M. Jean Desessard. Monsieur le président, monsieur le ministre, mes chers collègues, je me réjouis d’aborder aujourd’hui le sujet des coopératives européennes. En effet, tout d’abord, il s’agit de groupes démocratiques, en particulier en ce qui concerne les SCOP, les sociétés coopératives ouvrières de production, qui montrent que le progrès social et le dynamisme économique peuvent aller de pair. Ensuite, l’accès de ce type d’entreprise à l’échelon européen, transnational, est une preuve de la vitalité de ce secteur.
Le fait de donner une dimension européenne aux coopératives est une bonne initiative. Je regrette néanmoins que ne soient pas transposées au niveau européen les règles de droit commercial applicables aux SCOP. Le projet de loi comporte une autre lacune : il n’est pas fait mention des organes de représentation des salariés. Sur ce point, la directive sur les sociétés européennes est plus précise dans la mesure où elle mentionne un organe de représentation du personnel.

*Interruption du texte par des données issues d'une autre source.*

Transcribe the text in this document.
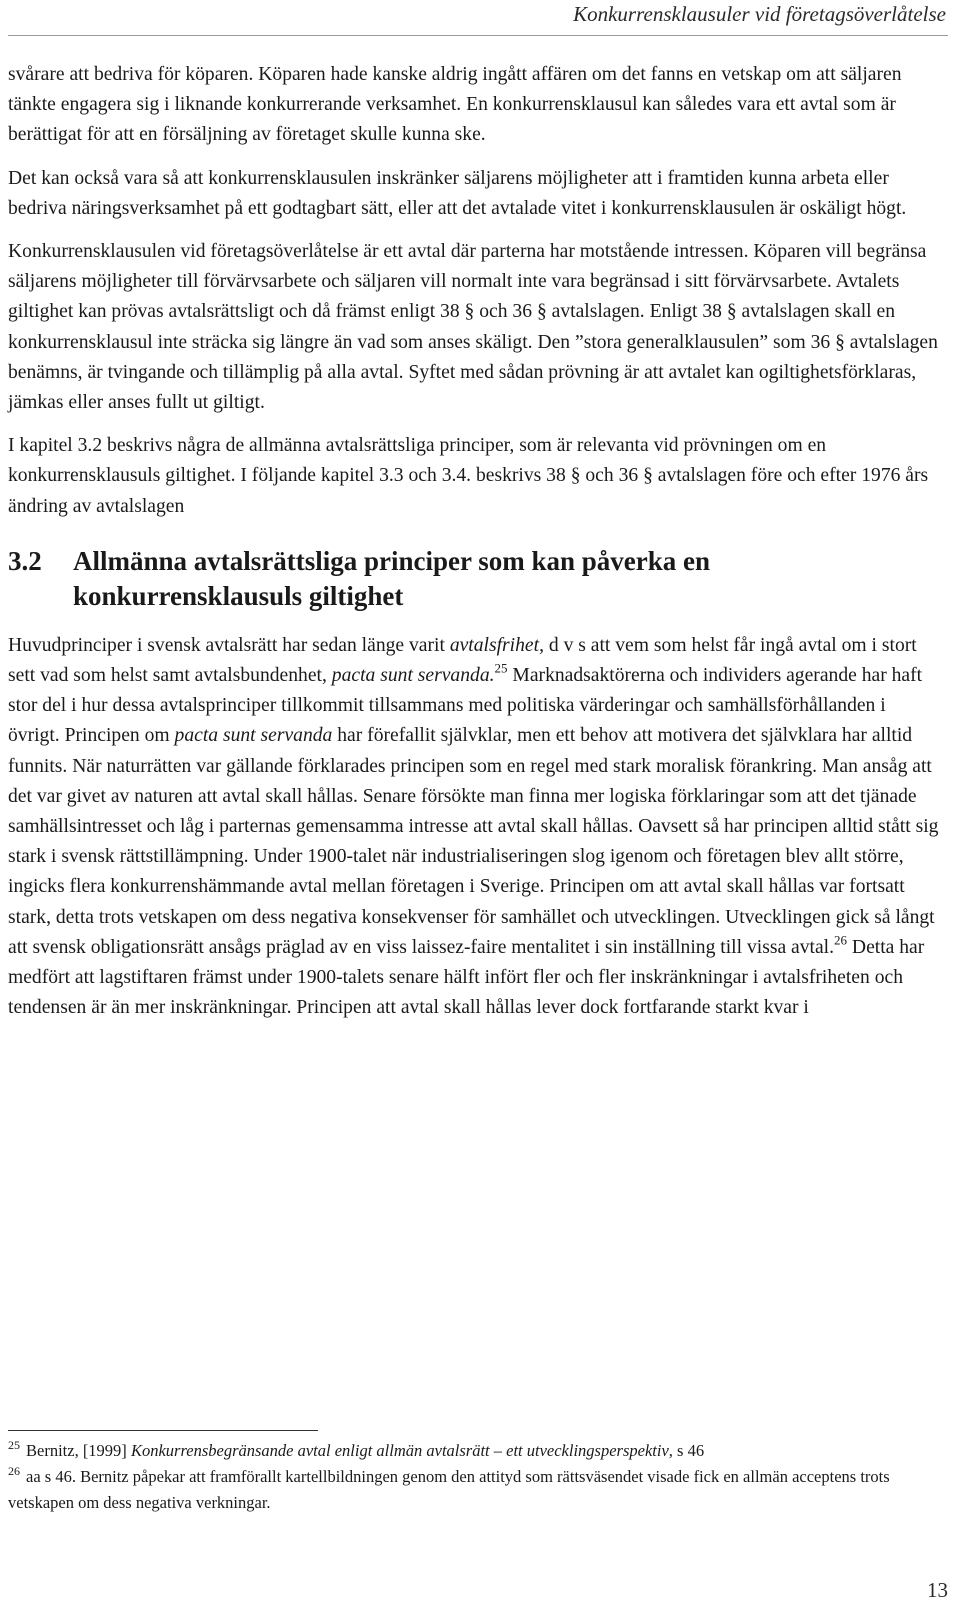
Konkurrensklausuler vid företagsöverlåtelse

svårare att bedriva för köparen. Köparen hade kanske aldrig ingått affären om det fanns en vetskap om att säljaren tänkte engagera sig i liknande konkurrerande verksamhet. En konkurrensklausul kan således vara ett avtal som är berättigat för att en försäljning av företaget skulle kunna ske.

Det kan också vara så att konkurrensklausulen inskränker säljarens möjligheter att i framtiden kunna arbeta eller bedriva näringsverksamhet på ett godtagbart sätt, eller att det avtalade vitet i konkurrensklausulen är oskäligt högt.

Konkurrensklausulen vid företagsöverlåtelse är ett avtal där parterna har motstående intressen. Köparen vill begränsa säljarens möjligheter till förvärvsarbete och säljaren vill normalt inte vara begränsad i sitt förvärvsarbete. Avtalets giltighet kan prövas avtalsrättsligt och då främst enligt 38 § och 36 § avtalslagen. Enligt 38 § avtalslagen skall en konkurrensklausul inte sträcka sig längre än vad som anses skäligt. Den ”stora generalklausulen” som 36 § avtalslagen benämns, är tvingande och tillämplig på alla avtal. Syftet med sådan prövning är att avtalet kan ogiltighetsförklaras, jämkas eller anses fullt ut giltigt.

I kapitel 3.2 beskrivs några de allmänna avtalsrättsliga principer, som är relevanta vid prövningen om en konkurrensklausuls giltighet. I följande kapitel 3.3 och 3.4. beskrivs 38 § och 36 § avtalslagen före och efter 1976 års ändring av avtalslagen

3.2	Allmänna avtalsrättsliga principer som kan påverka en konkurrensklausuls giltighet

Huvudprinciper i svensk avtalsrätt har sedan länge varit avtalsfrihet, d v s att vem som helst får ingå avtal om i stort sett vad som helst samt avtalsbundenhet, pacta sunt servanda.$^{25}$ Marknadsaktörerna och individers agerande har haft stor del i hur dessa avtalsprinciper tillkommit tillsammans med politiska värderingar och samhällsförhållanden i övrigt. Principen om pacta sunt servanda har förefallit självklar, men ett behov att motivera det självklara har alltid funnits. När naturrätten var gällande förklarades principen som en regel med stark moralisk förankring. Man ansåg att det var givet av naturen att avtal skall hållas. Senare försökte man finna mer logiska förklaringar som att det tjänade samhällsintresset och låg i parternas gemensamma intresse att avtal skall hållas. Oavsett så har principen alltid stått sig stark i svensk rättstillämpning. Under 1900-talet när industrialiseringen slog igenom och företagen blev allt större, ingicks flera konkurrenshämmande avtal mellan företagen i Sverige. Principen om att avtal skall hållas var fortsatt stark, detta trots vetskapen om dess negativa konsekvenser för samhället och utvecklingen. Utvecklingen gick så långt att svensk obligationsrätt ansågs präglad av en viss laissez-faire mentalitet i sin inställning till vissa avtal.$^{26}$ Detta har medfört att lagstiftaren främst under 1900-talets senare hälft infört fler och fler inskränkningar i avtalsfriheten och tendensen är än mer inskränkningar. Principen att avtal skall hållas lever dock fortfarande starkt kvar i

$^{25}$ Bernitz, [1999] Konkurrensbegränsande avtal enligt allmän avtalsrätt – ett utvecklingsperspektiv, s 46

$^{26}$ aa s 46. Bernitz påpekar att framförallt kartellbildningen genom den attityd som rättsväsendet visade fick en allmän acceptens trots vetskapen om dess negativa verkningar.

13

C’est pourquoi les élus Verts au Sénat défendront un amendement pour que, comme le propose la CGSCOP, la Confédération générale des SCOP, les salariés en tant que tels soient représentés dans les instances des sociétés coopératives européennes basées en France.

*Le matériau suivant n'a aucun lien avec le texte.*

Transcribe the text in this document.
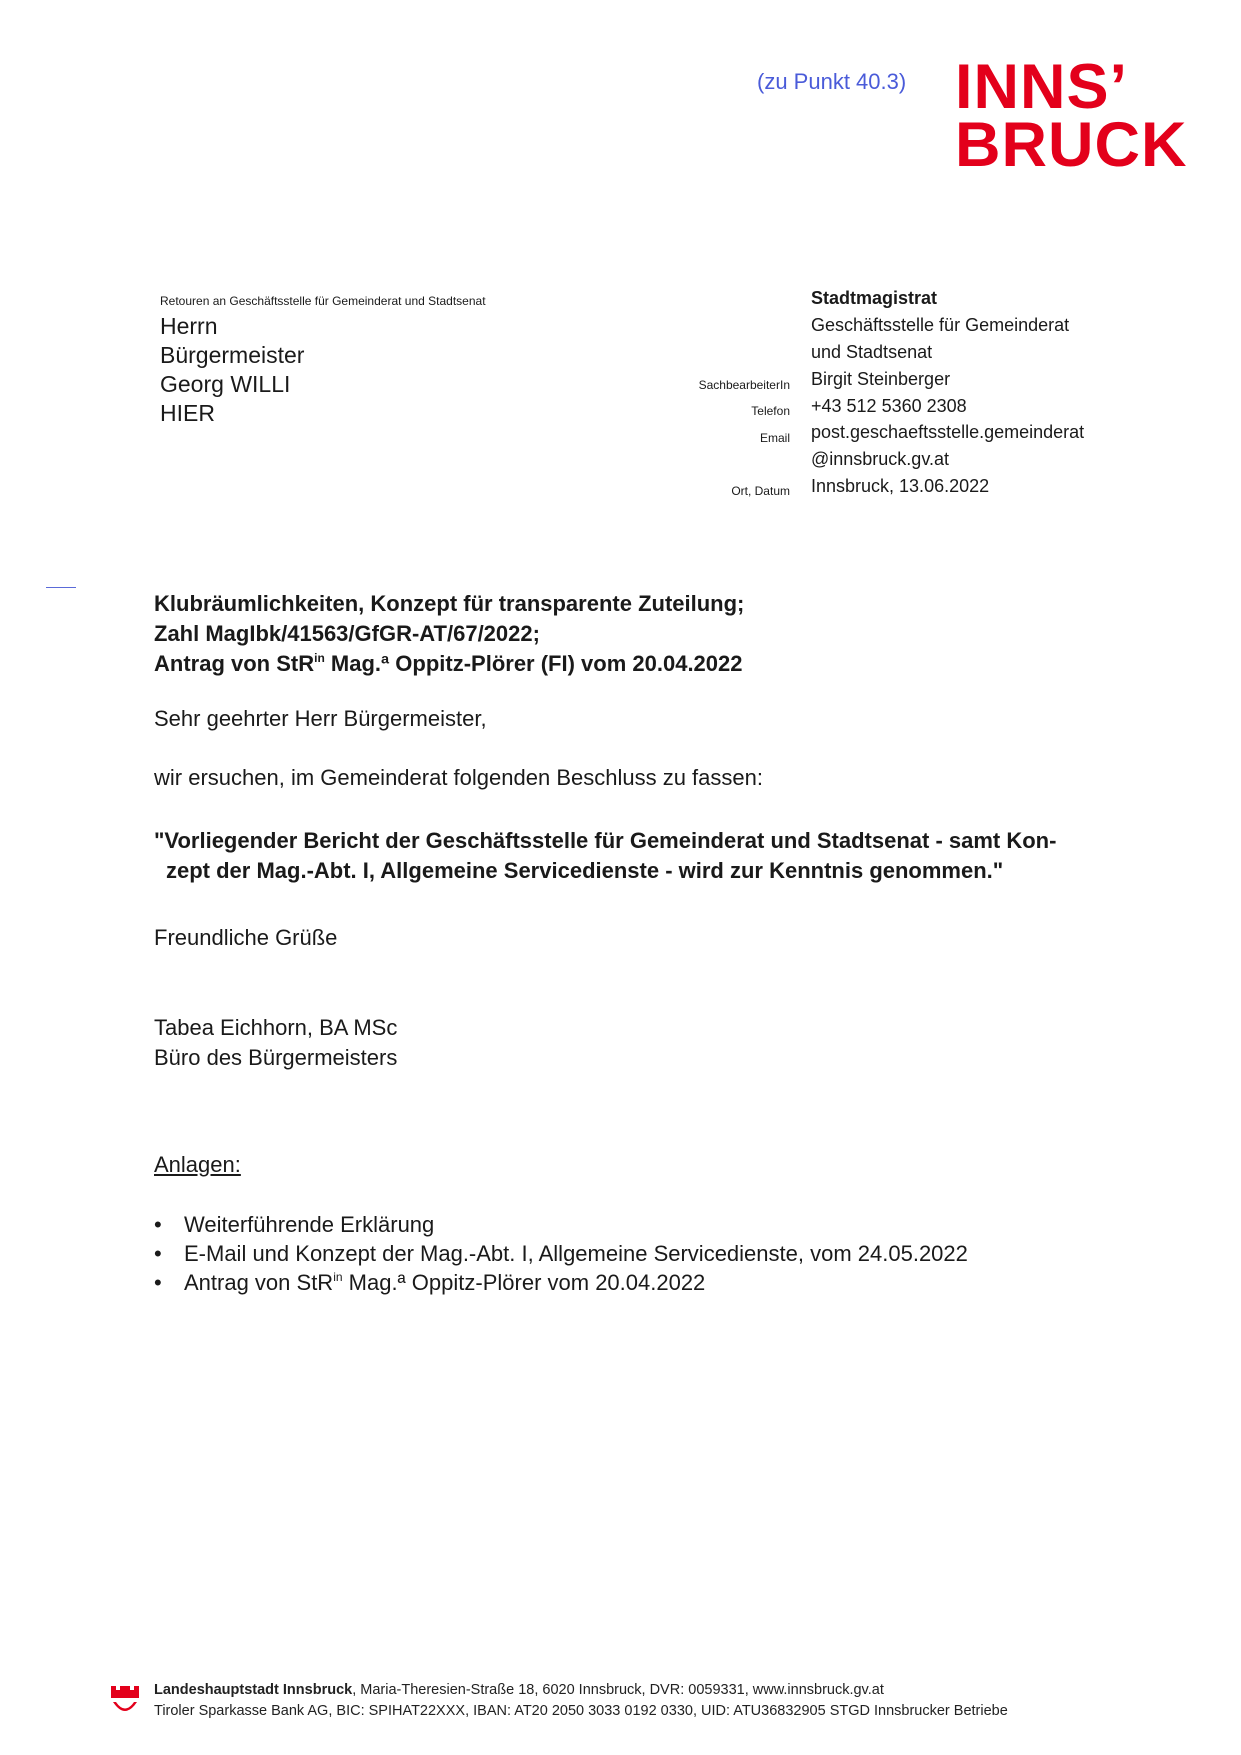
(zu Punkt 40.3) INNS’
BRUCK
Retouren an Geschäftsstelle für Gemeinderat und Stadtsenat
Herrn
Bürgermeister
Georg WILLI
HIER
Stadtmagistrat
Geschäftsstelle für Gemeinderat
und Stadtsenat
SachbearbeiterIn Birgit Steinberger
Telefon +43 512 5360 2308
Email post.geschaeftsstelle.gemeinderat
@innsbruck.gv.at
Ort, Datum Innsbruck, 13.06.2022
Klubräumlichkeiten, Konzept für transparente Zuteilung;
Zahl MagIbk/41563/GfGR-AT/67/2022;
Antrag von StR$^{in}$ Mag.ª Oppitz-Plörer (FI) vom 20.04.2022
Sehr geehrter Herr Bürgermeister,
wir ersuchen, im Gemeinderat folgenden Beschluss zu fassen:
"Vorliegender Bericht der Geschäftsstelle für Gemeinderat und Stadtsenat - samt Kon-
zept der Mag.-Abt. I, Allgemeine Servicedienste - wird zur Kenntnis genommen."
Freundliche Grüße
Tabea Eichhorn, BA MSc
Büro des Bürgermeisters
Anlagen:
• Weiterführende Erklärung
• E-Mail und Konzept der Mag.-Abt. I, Allgemeine Servicedienste, vom 24.05.2022
• Antrag von StR$^{in}$ Mag.ª Oppitz-Plörer vom 20.04.2022
Landeshauptstadt Innsbruck, Maria-Theresien-Straße 18, 6020 Innsbruck, DVR: 0059331, www.innsbruck.gv.at
Tiroler Sparkasse Bank AG, BIC: SPIHAT22XXX, IBAN: AT20 2050 3033 0192 0330, UID: ATU36832905 STGD Innsbrucker Betriebe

Je voudrais également pointer l’exemplarité des SCOP en matière de rémunération des salariés, ouvriers et dirigeants. Comme les SCOP sont démocratiques, ce ne sont pas quelques managers qui décident des salaires de chacun. Les SCOP ont mis en place des fourchettes de salaire plus réduites que dans les entreprises capitalistes. Par exemple, alors que la rémunération des patrons du CAC 40 représentait en moyenne l’équivalent de 366 salaires minimum en 2004, soit un rapport de 1 à 366…
M. Guy Fischer. C’est exact !
M. Jean Desessard. …- et je suppose que celui-ci a encore augmenté -, l’entreprise Chèque Déjeuner, à l’inverse, est connue pour ses salaires compris dans une fourchette tout à fait raisonnable, avec un rapport de 1 à 5 ; et cela n’empêche pas cette entreprise, avec plus de 1 000 salariés et de nombreuses filiales à l’étranger, de connaître un vrai succès.

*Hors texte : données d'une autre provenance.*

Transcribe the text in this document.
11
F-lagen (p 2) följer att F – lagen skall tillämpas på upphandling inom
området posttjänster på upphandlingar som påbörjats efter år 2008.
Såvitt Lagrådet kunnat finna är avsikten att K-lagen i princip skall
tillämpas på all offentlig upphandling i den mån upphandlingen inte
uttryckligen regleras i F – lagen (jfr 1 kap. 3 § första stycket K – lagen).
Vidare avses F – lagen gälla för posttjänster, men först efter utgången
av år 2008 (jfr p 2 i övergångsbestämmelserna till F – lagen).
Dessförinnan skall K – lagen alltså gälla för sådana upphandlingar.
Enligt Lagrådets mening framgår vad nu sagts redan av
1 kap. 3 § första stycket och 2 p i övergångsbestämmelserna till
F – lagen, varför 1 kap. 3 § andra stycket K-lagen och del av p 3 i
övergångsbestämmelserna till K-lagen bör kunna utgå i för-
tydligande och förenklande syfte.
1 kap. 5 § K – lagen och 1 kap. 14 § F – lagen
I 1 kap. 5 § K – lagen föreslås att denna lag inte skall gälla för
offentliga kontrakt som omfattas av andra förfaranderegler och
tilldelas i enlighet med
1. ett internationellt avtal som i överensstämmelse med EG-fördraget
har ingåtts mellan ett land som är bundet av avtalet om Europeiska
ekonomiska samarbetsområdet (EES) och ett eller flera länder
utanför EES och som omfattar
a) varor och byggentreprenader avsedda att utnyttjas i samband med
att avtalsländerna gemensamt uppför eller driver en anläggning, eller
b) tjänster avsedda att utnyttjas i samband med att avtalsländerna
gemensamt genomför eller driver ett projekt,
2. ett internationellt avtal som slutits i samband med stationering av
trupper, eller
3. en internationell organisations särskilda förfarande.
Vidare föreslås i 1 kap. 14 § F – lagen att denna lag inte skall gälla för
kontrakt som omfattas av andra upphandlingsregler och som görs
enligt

Avec 40 000 salariés répartis dans 1 700 SCOP en France, ce modèle fonctionne. Depuis dix ans, le nombre de SCOP et leurs effectifs salariés progressent dans toutes les régions. Ces sociétés réussissent également à l’étranger : en Italie, par exemple, ou en Espagne, avec le groupe coopératif basque Mondragon, qui emploie des dizaines de milliers de salariés. En Argentine, la forme coopérative a permis à des centaines de milliers de salariés de poursuivre l’activité de leur entreprise quand celle-ci a fait faillite.
L’intérêt de ce secteur économique, au-delà de sa taille qui reste relativement marginale malgré quelques succès, est de servir d’exemple au reste de l’économie. Démocratiser l’entreprise, c’est accepter que les salariés soient représentés en tant que tels, avec voix délibérative, au sein des conseils d’administration des entreprises, et non en tant qu’actionnaires. En effet, les salariés sont les premiers concernés par les choix de gestion de l’entreprise, et donc les plus légitimes pour y participer.
Pour la justice sociale, pour une réduction de la hiérarchie des salaires, pour une meilleure répartition entre le capital et le travail, pour que la croissance ne soit pas entièrement accaparée par les actionnaires, pour un respect plus strict des normes de sécurité, on peut faire confiance aux salariés puisqu’ils ont un intérêt personnel à appliquer ces principes de justice. En conclusion, je regrette tout de même que la création des sociétés européennes puis aujourd’hui des sociétés coopératives européennes ne s’accompagne pas de celle d’un statut pour les associations ou les fondations européennes. Les Européens ne sont pas uniquement des salariés ou des entrepreneurs, ce sont aussi des citoyens engagés, et ils doivent pouvoir l’être dans un cadre européen.
Alors, monsieur le ministre, si nous pouvons nous réjouir d’une harmonisation des statuts des salariés à l’échelle européenne, nous souhaiterions que la construction de l’Europe sociale aboutisse au maintien des statuts les plus favorables et non pas à la liquidation des droits des salariés.
M. Louis Souvet, rapporteur. Toujours plus !
M. Jean Desessard. Ne sommes-nous pas pour le progrès social à l’échelle européenne ? (Très bien ! et applaudissements sur les travées du groupe socialiste et du groupe CRC.)